Is your data large and multidimensional?

Even if you’re trying to use data to predict something about the future, machine learning may not be right for you. The advantage of this tool is that you can learn complex interactions that you cannot identify on your own because they are too time consuming or the relationships are too complex for the human brain and statistical tests to understand and learn.

When we have a large number of entries in a dataset and we are interested in examining the relationships between many variables in each entry, machine learning unlocks many analytical opportunities not possible with descriptive analytics. For example, given 30-50 PEPFAR Monitoring, Evaluation, and Reporting (MER) metrics, existing data quality tools that use statistical analysis look at bi-directional ratios between metrics. What they won’t do is look at 30 different ratios.

Data.FI has developed an anomaly detection tool that can examine patterns across 50 variables at once. This is not humanly possible and cannot be done in Excel. Machine learning approaches like recommender systems can see patterns across all these variables and, based on those patterns, predict the most likely outcomes for variables with missing responses. However, if your dataset only has 5 He MER indicators, you probably don’t need machine learning.

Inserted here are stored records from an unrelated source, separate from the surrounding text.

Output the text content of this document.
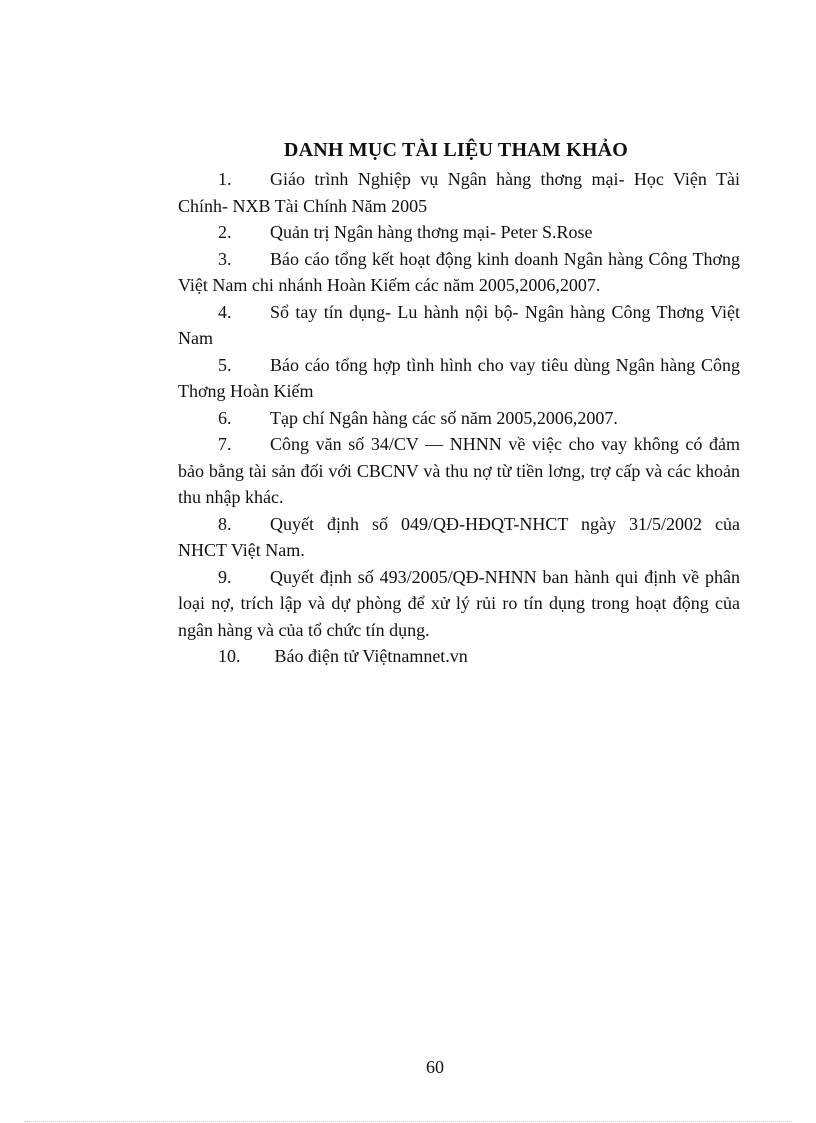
DANH MỤC TÀI LIỆU THAM KHẢO
1. Giáo trình Nghiệp vụ Ngân hàng thơng mại- Học Viện Tài Chính- NXB Tài Chính Năm 2005
2. Quản trị Ngân hàng thơng mại- Peter S.Rose
3. Báo cáo tổng kết hoạt động kinh doanh Ngân hàng Công Thơng Việt Nam chi nhánh Hoàn Kiếm các năm 2005,2006,2007.
4. Sổ tay tín dụng- Lu hành nội bộ- Ngân hàng Công Thơng Việt Nam
5. Báo cáo tổng hợp tình hình cho vay tiêu dùng Ngân hàng Công Thơng Hoàn Kiếm
6. Tạp chí Ngân hàng các số năm 2005,2006,2007.
7. Công văn số 34/CV — NHNN về việc cho vay không có đảm bảo bằng tài sản đối với CBCNV và thu nợ từ tiền lơng, trợ cấp và các khoản thu nhập khác.
8. Quyết định số 049/QĐ-HĐQT-NHCT ngày 31/5/2002 của NHCT Việt Nam.
9. Quyết định số 493/2005/QĐ-NHNN ban hành qui định về phân loại nợ, trích lập và dự phòng để xử lý rủi ro tín dụng trong hoạt động của ngân hàng và của tổ chức tín dụng.
10. Báo điện tử Việtnamnet.vn

60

On the other hand, if your dataset is small and you have only a few MER indicators, these statistical analysis tools can be very helpful in identifying historical patterns in your data. For this kind of use case, the extra cost and commitment to use machine learning probably isn’t worth it.

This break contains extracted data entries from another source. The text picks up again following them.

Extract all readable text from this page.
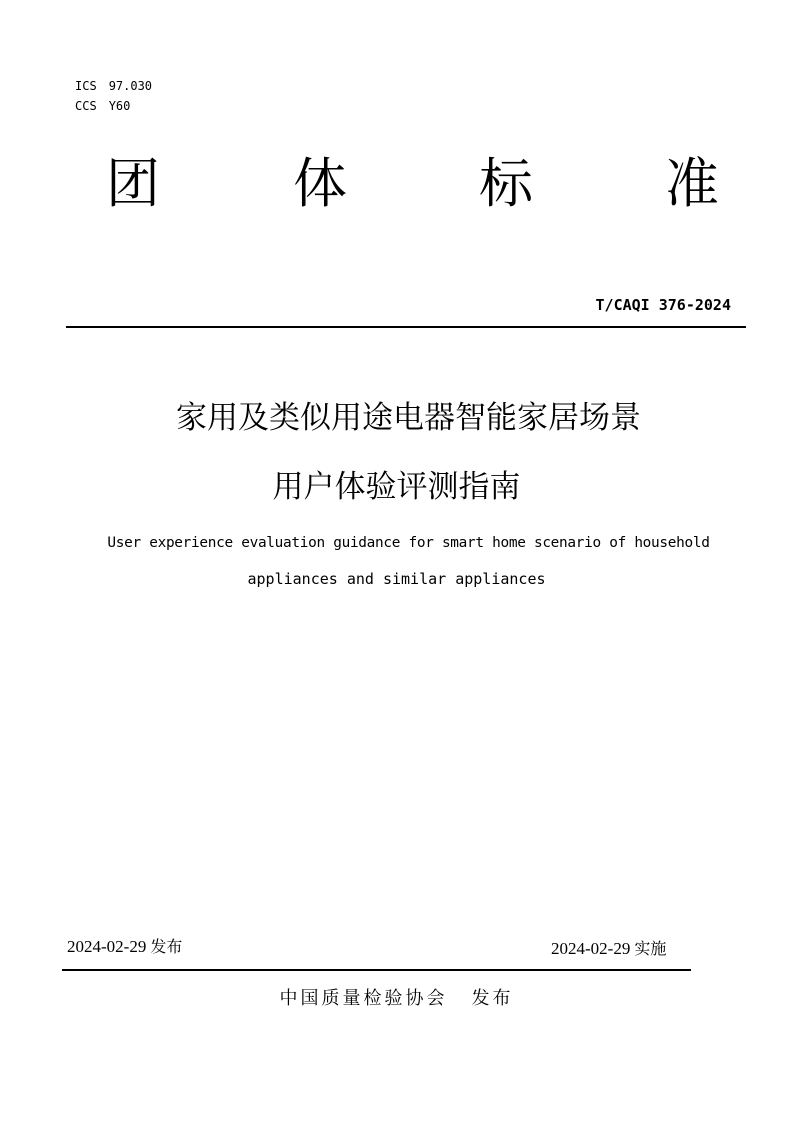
ICS 97.030
CCS Y60
团 体 标 准
T/CAQI 376-2024
家用及类似用途电器智能家居场景
用户体验评测指南
User experience evaluation guidance for smart home scenario of household
appliances and similar appliances
2024-02-29 发布	2024-02-29 实施
中国质量检验协会 发布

Do you have the people and information architecture to implement that work?

Launching and maintaining machine learning models requires staff with specialized skill sets and an information architecture that delivers machine learning-generated insights to decision makers when and how they need them. Is required. Specific skills and architecture depend on your use case. To build and evaluate the models, of course, you need someone with machine learning expertise. However, for a model to be useful, it must be deployed in some form. This format ranges from infrequently run analyzes available to a small group of central users to real-time data available to distributed networks of clinicians such as the Palladium-led models developed by his Data.FI and the Kenya Health Management Information System. decision-making support. A project (KeHMIS) directly integrated into the electronic medical record.

For the former, a simple server with a machine learning library installed is sufficient. In fact, with just a few clicks, we can rent space on cloud servers that provide what we need. For the latter, different techniques may be required. If internet connectivity is available, some models require an application programming interface (API) to connect to a centrally hosted model. Some models require you to install the model offline on your mobile device. Others may be familiar with PMML, ONNX, POJOs or MOJOs, how to transform a machine learning model so that it can communicate with Java-based applications, or others that may be familiar to some. You may need to use other fun acronyms that are barriers for people.

Conclusion

So is machine learning right for your project? It depends! This tool is great for learning from large amounts of labeled historical data to understand what is most likely to happen in the future. Machines can do things humans can’t, but machine learning isn’t always the answer or the complete answer to the problem. Moreover, even with a good problem statement and data, this approach may not be the right solution if the country does not have the prerequisite infrastructure and skilled manpower to maintain the machine learning solution.

If you’re already doing machine learning, you should evaluate it. The Data.FI Dashboard will show you how to do this.